Getting ValueError: ndarray is not supported by dataframe_to_mds when converting an Apache Spark DataFrame to MDS format using Mosaic Streaming

Properly pass the data type of the elements of the array column in the mds_kwargs.

Written by jessica.santos

Last published at: January 16th, 2025

Problem

You are attempting to convert an Apache Spark DataFrame that contains a 1D array column to MDS format using Mosaic Streaming. In your code, you are calling the dataframe_to_mds function, specifying the mds_kwargs parameter containing the columns field with your array column type as ndarray.

 

Example code

from streaming.base.converters import dataframe_to_mds

mds_kwargs = {'out': "<dest-filepath>", 'columns': {'id_col':'float64', 'array_data': 'ndarray'}}
dataframe_to_mds(df, merge_index=True, mds_kwargs=mds_kwargs)

 

When you run this code, you get a value error.
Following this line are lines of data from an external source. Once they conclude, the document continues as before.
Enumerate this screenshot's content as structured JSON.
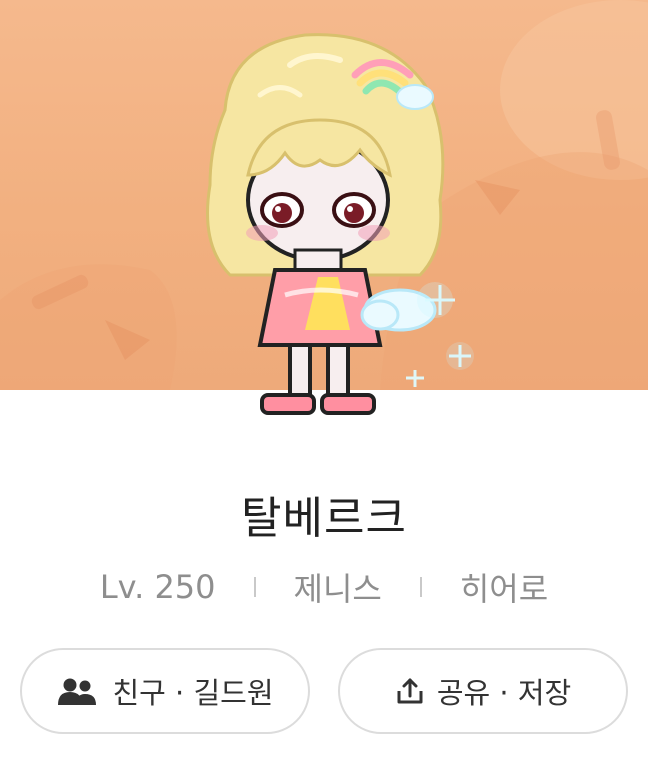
{
  "character": {
    "name": "탈베르크",
    "level": "Lv. 250",
    "world": "제니스",
    "job": "히어로"
  },
  "actions": {
    "friends_label": "친구 · 길드원",
    "share_label": "공유 · 저장"
  },
  "colors": {
    "banner_bg": "#f2b080",
    "text_primary": "#222222",
    "text_secondary": "#8e8e8e",
    "button_border": "#dcdcdc"
  },
  "icons": {
    "friends": "people-icon",
    "share": "share-upload-icon"
  }
}
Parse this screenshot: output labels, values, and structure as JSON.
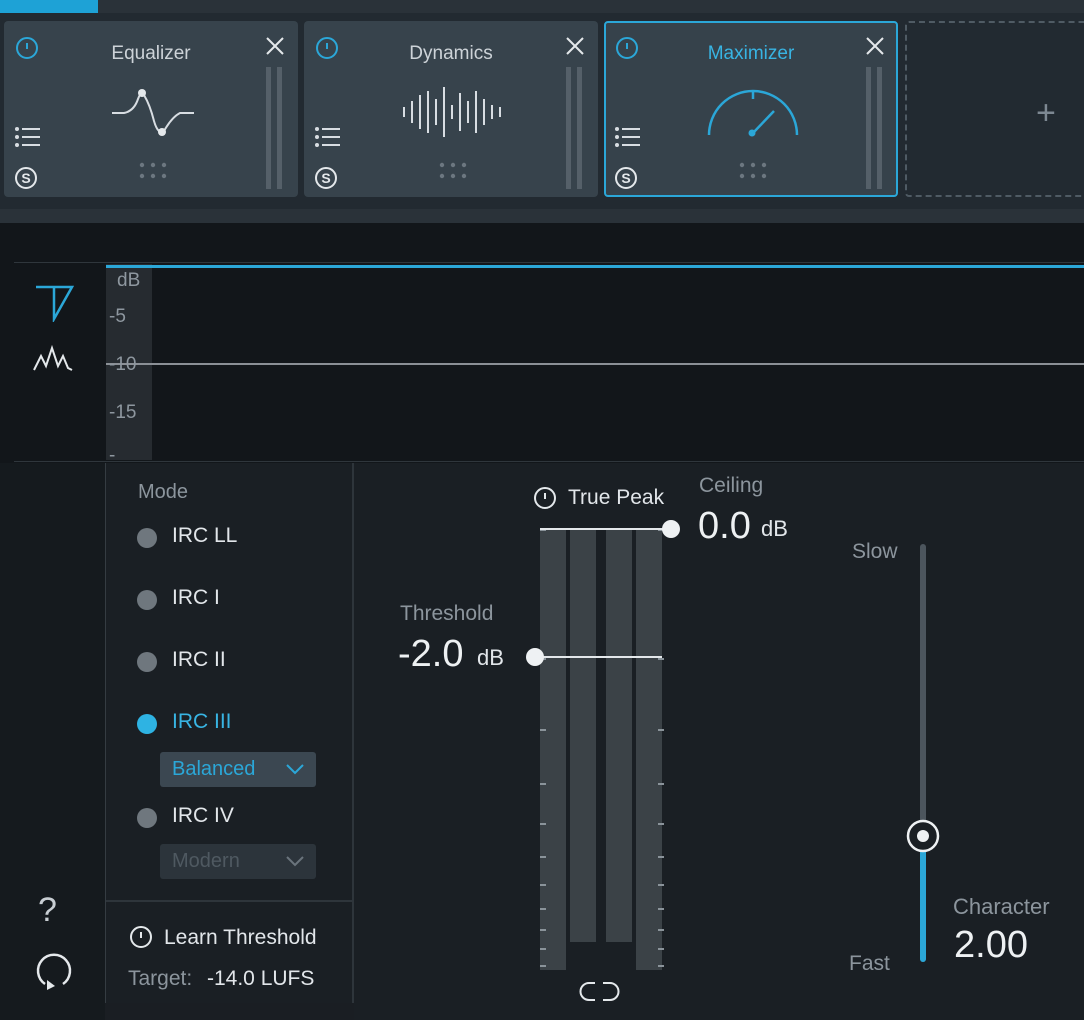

ValueError: ndarray is not supported by dataframe_to_mds

 

Cause

When specifying an array column as ndarray type in the columns field of the mds_kwargs parameter, it is necessary to append the data type of the elements of the array, which can be one of the following:

  • ArrayType(ShortType()): 'ndarray:int16'
  • ArrayType(IntegerType()): 'ndarray:int32’
  • ArrayType(LongType()): 'ndarray:int64'
  • ArrayType(FloatType()): 'ndarray:float32'
  • ArrayType(DoubleType()): ‘ndarray:float64’

 

Solution

Properly pass the data type of the elements of the array column in the mds_kwargs. In this example code, float64 is specified as the data type. This resolves the issue.

 

Example code

from streaming.base.converters import dataframe_to_mds

mds_kwargs = {'out': "<dest-filepath>", 'columns': {'id_col':'float64', 'array_data': 'ndarray:float64'}}
dataframe_to_mds(df, merge_index=True, mds_kwargs=mds_kwargs)

 

Note

Ensure you are using the mosaicml-streaming package version 0.7.6 or above. Support for ndarray was added to in version 0.7.6.